Micailef and Colls (1999) developed a semi-empirical emission-dispersion model for predicting the temporal and spatial distribution of airborne particulate matter in street canyons. This model called SLAQ includes emission modules, meteorological pre-processors, modules for within-canyon processes, dispersion modules, and modules accounting for external influences. The dispersion module is mainly based on CPBM. Model features include a correction for the heat island effect, dry and wet deposition, particle settling, etc. SLAQ was evaluated against measurements obtained in a street in Loughborough (U.K.) using the automated near real time Kinetic Sequential Sampling (KSS) system (Colls and Micailef. 1999).

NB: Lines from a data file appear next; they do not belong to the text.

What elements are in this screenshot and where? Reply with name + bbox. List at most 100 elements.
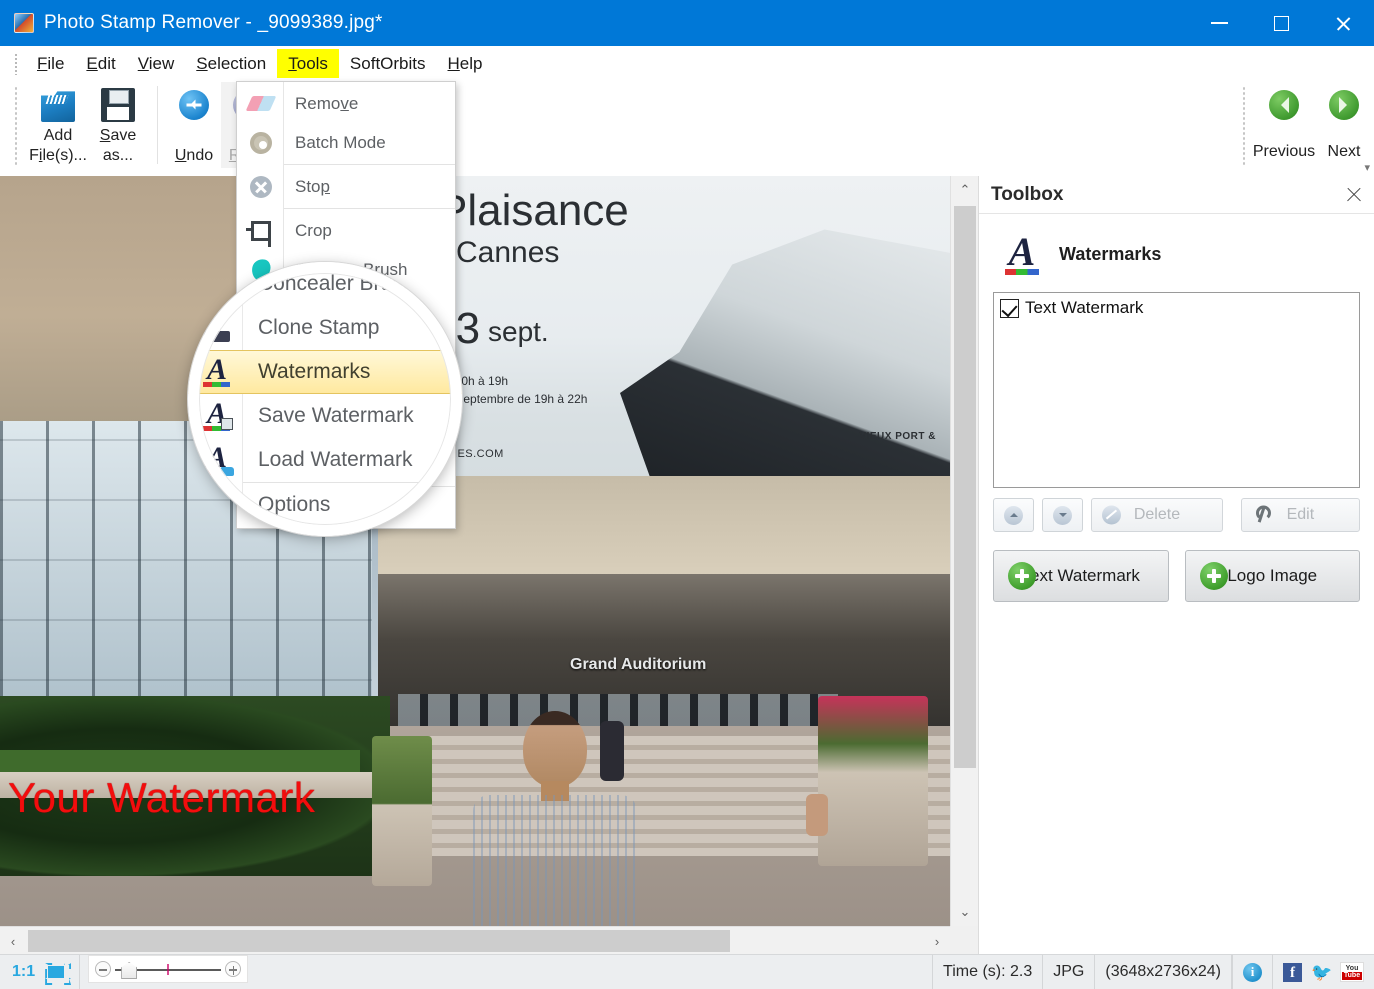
window-title: Photo Stamp Remover - _9099389.jpg* bbox=[44, 12, 383, 34]
menu-selection[interactable]: Selection bbox=[185, 49, 277, 78]
nav-grip-handle[interactable] bbox=[1242, 86, 1246, 166]
zoom-actual-size-button[interactable]: 1:1 bbox=[12, 963, 35, 981]
menu-help[interactable]: Help bbox=[437, 49, 494, 78]
next-icon bbox=[1329, 90, 1359, 120]
add-files-button[interactable]: Add File(s)... bbox=[28, 82, 88, 168]
previous-button[interactable]: Previous bbox=[1254, 82, 1314, 168]
photo-planter-left bbox=[372, 736, 432, 886]
toolbar-grip-handle[interactable] bbox=[14, 86, 18, 166]
menu-view[interactable]: View bbox=[127, 49, 186, 78]
scroll-right-button[interactable]: › bbox=[924, 927, 950, 955]
chevron-up-circle-icon bbox=[1004, 506, 1023, 525]
save-as-button[interactable]: Save as... bbox=[88, 82, 148, 168]
toolbox-header: Toolbox bbox=[979, 176, 1374, 214]
zoom-in-button[interactable] bbox=[225, 961, 241, 977]
zoom-slider-tick bbox=[167, 964, 169, 975]
main-toolbar: Add File(s)... Save as... Undo Redo C bbox=[0, 82, 1374, 176]
move-up-button[interactable] bbox=[993, 498, 1034, 532]
scroll-up-button[interactable]: ⌃ bbox=[951, 176, 979, 204]
magnified-item-clone-stamp[interactable]: Clone Stamp bbox=[188, 306, 462, 350]
photo-subject-head bbox=[523, 711, 587, 787]
window-controls bbox=[1188, 0, 1374, 46]
zoom-slider-thumb[interactable] bbox=[121, 962, 137, 979]
plus-circle-icon bbox=[1008, 562, 1036, 590]
add-text-watermark-label: Text Watermark bbox=[1022, 566, 1140, 586]
magnified-item-concealer-brush[interactable]: Concealer Brush bbox=[188, 262, 462, 306]
menu-item-remove[interactable]: Remove bbox=[237, 84, 455, 123]
dropdown-separator-2 bbox=[283, 208, 455, 209]
menu-item-stop[interactable]: Stop bbox=[237, 167, 455, 206]
horizontal-scroll-thumb[interactable] bbox=[28, 930, 730, 952]
status-bar: 1:1 Time (s): 2.3 JPG (3648x2736x24) i f… bbox=[0, 954, 1374, 989]
menu-grip-handle[interactable] bbox=[14, 53, 18, 75]
toolbox-section-title: Watermarks bbox=[1059, 244, 1161, 265]
fit-to-window-icon[interactable] bbox=[45, 963, 67, 981]
watermark-checkbox[interactable] bbox=[1000, 299, 1019, 318]
watermarks-a-icon: A bbox=[1003, 234, 1043, 274]
options-icon bbox=[200, 488, 234, 522]
edit-button-label: Edit bbox=[1287, 506, 1315, 524]
status-time: Time (s): 2.3 bbox=[933, 955, 1043, 989]
facebook-icon[interactable]: f bbox=[1283, 963, 1302, 982]
photo-billboard: val nal e la Plaisance Cannes 3-13 sept.… bbox=[378, 176, 950, 576]
delete-button-label: Delete bbox=[1134, 506, 1180, 524]
next-button[interactable]: Next bbox=[1314, 82, 1374, 168]
delete-button[interactable]: Delete bbox=[1091, 498, 1223, 532]
undo-button[interactable]: Undo bbox=[167, 82, 221, 168]
close-button[interactable] bbox=[1312, 0, 1374, 46]
vertical-scroll-thumb[interactable] bbox=[954, 206, 976, 768]
menu-tools[interactable]: Tools bbox=[277, 49, 339, 78]
status-format: JPG bbox=[1043, 955, 1095, 989]
magnified-load-watermark-label: Load Watermark bbox=[258, 448, 412, 472]
youtube-bottom-text: Tube bbox=[1342, 972, 1362, 980]
scroll-left-button[interactable]: ‹ bbox=[0, 927, 26, 955]
edit-button[interactable]: Edit bbox=[1241, 498, 1360, 532]
zoom-slider[interactable] bbox=[88, 955, 248, 983]
canvas-horizontal-scrollbar[interactable]: ‹ › bbox=[0, 926, 950, 954]
photo-main-subject bbox=[455, 711, 655, 926]
magnified-menu: Concealer Brush Clone Stamp A Watermarks… bbox=[188, 262, 462, 527]
minimize-button[interactable] bbox=[1188, 0, 1250, 46]
menu-softorbits[interactable]: SoftOrbits bbox=[339, 49, 437, 78]
undo-label: Undo bbox=[175, 146, 213, 166]
list-item[interactable]: Text Watermark bbox=[1000, 298, 1353, 318]
magnified-item-options[interactable]: Options bbox=[188, 483, 462, 527]
menu-file[interactable]: FFileile bbox=[26, 49, 75, 78]
watermark-item-label: Text Watermark bbox=[1025, 298, 1143, 318]
magnified-item-load-watermark[interactable]: A Load Watermark bbox=[188, 438, 462, 482]
chevron-right-icon: › bbox=[935, 934, 939, 949]
youtube-icon[interactable]: You Tube bbox=[1340, 962, 1364, 982]
ribbon-collapse-icon[interactable]: ▾ bbox=[1364, 161, 1370, 174]
menu-item-crop-label: Crop bbox=[295, 221, 332, 241]
image-canvas[interactable]: val nal e la Plaisance Cannes 3-13 sept.… bbox=[0, 176, 950, 926]
chevron-down-icon: ⌄ bbox=[960, 904, 971, 920]
watermark-overlay-text[interactable]: Your Watermark bbox=[8, 774, 315, 822]
info-icon[interactable]: i bbox=[1243, 963, 1262, 982]
menu-edit[interactable]: Edit bbox=[75, 49, 126, 78]
zoom-out-button[interactable] bbox=[95, 961, 111, 977]
next-label: Next bbox=[1328, 142, 1361, 162]
canvas-vertical-scrollbar[interactable]: ⌃ ⌄ bbox=[950, 176, 978, 926]
magnified-watermarks-label: Watermarks bbox=[258, 360, 370, 384]
twitter-icon[interactable]: 🐦 bbox=[1311, 963, 1331, 982]
watermark-list[interactable]: Text Watermark bbox=[993, 292, 1360, 488]
add-text-watermark-button[interactable]: Text Watermark bbox=[993, 550, 1169, 602]
status-social-group: f 🐦 You Tube bbox=[1272, 955, 1374, 989]
magnified-item-save-watermark[interactable]: A Save Watermark bbox=[188, 394, 462, 438]
maximize-button[interactable] bbox=[1250, 0, 1312, 46]
menu-item-batch-mode[interactable]: Batch Mode bbox=[237, 123, 455, 162]
photo-subject-shirt bbox=[473, 795, 637, 926]
undo-icon bbox=[179, 90, 209, 120]
magnifier-inner: Concealer Brush Clone Stamp A Watermarks… bbox=[188, 262, 462, 536]
toolbox-close-button[interactable] bbox=[1344, 185, 1364, 205]
add-logo-image-button[interactable]: Logo Image bbox=[1185, 550, 1361, 602]
scroll-down-button[interactable]: ⌄ bbox=[951, 898, 979, 926]
move-down-button[interactable] bbox=[1042, 498, 1083, 532]
toolbox-body: A Watermarks Text Watermark Delete bbox=[979, 214, 1374, 602]
magnified-item-watermarks[interactable]: A Watermarks bbox=[188, 350, 462, 394]
load-watermark-icon: A bbox=[200, 443, 234, 477]
save-icon bbox=[101, 88, 135, 122]
menu-item-crop[interactable]: Crop bbox=[237, 211, 455, 250]
gear-icon bbox=[247, 129, 275, 157]
maximize-icon bbox=[1274, 16, 1289, 31]
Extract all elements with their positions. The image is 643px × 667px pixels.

Coppalle et al. (1999, 2001) measured NOX and CO concentrations at different background and kerbside locations, including a street canyon (Rue Crevier), in a medium size French city (Rouen) during four weeks in winter. Using the obtained experimental data for parameterisation, Coppalle (1999) developed a simple mathematical model that calculates the vertical pollutant distribution inside a street canyon under low wind conditions. Vardoulakis et al. (2000, 2002a) carried out field experiments in two even (Bd. Voltaire and Rue de Rennes) and one asymmetric (Av. Leclerc) street canyons in Paris, France. Three semi-empirical dispersion models (STREEET-SRI, OSPM and AEOLIUS) were tested using the observed CO and benzene values (Fig. 4). Furthermore, an empirical relationship for calculating vertical concentration profiles within the streets was derived.
In the framework of AUTO-OIL II programme (Skouloudis, 2000), a large number of air quality modelling simulations were carried out in order to assess the compliance with the new EU air quality standards for NO2, O3, CO, benzene, and PM|0. An advanced methodology was established, incorporating models of different spatial scales, to provide air quality simulations down to street level. Two urban canyon models, namely OSPM and MICRO-CALGRID, were evaluated using measurements from Viale Murrilo (Milan) and Schildhorn Strasse (Berlin).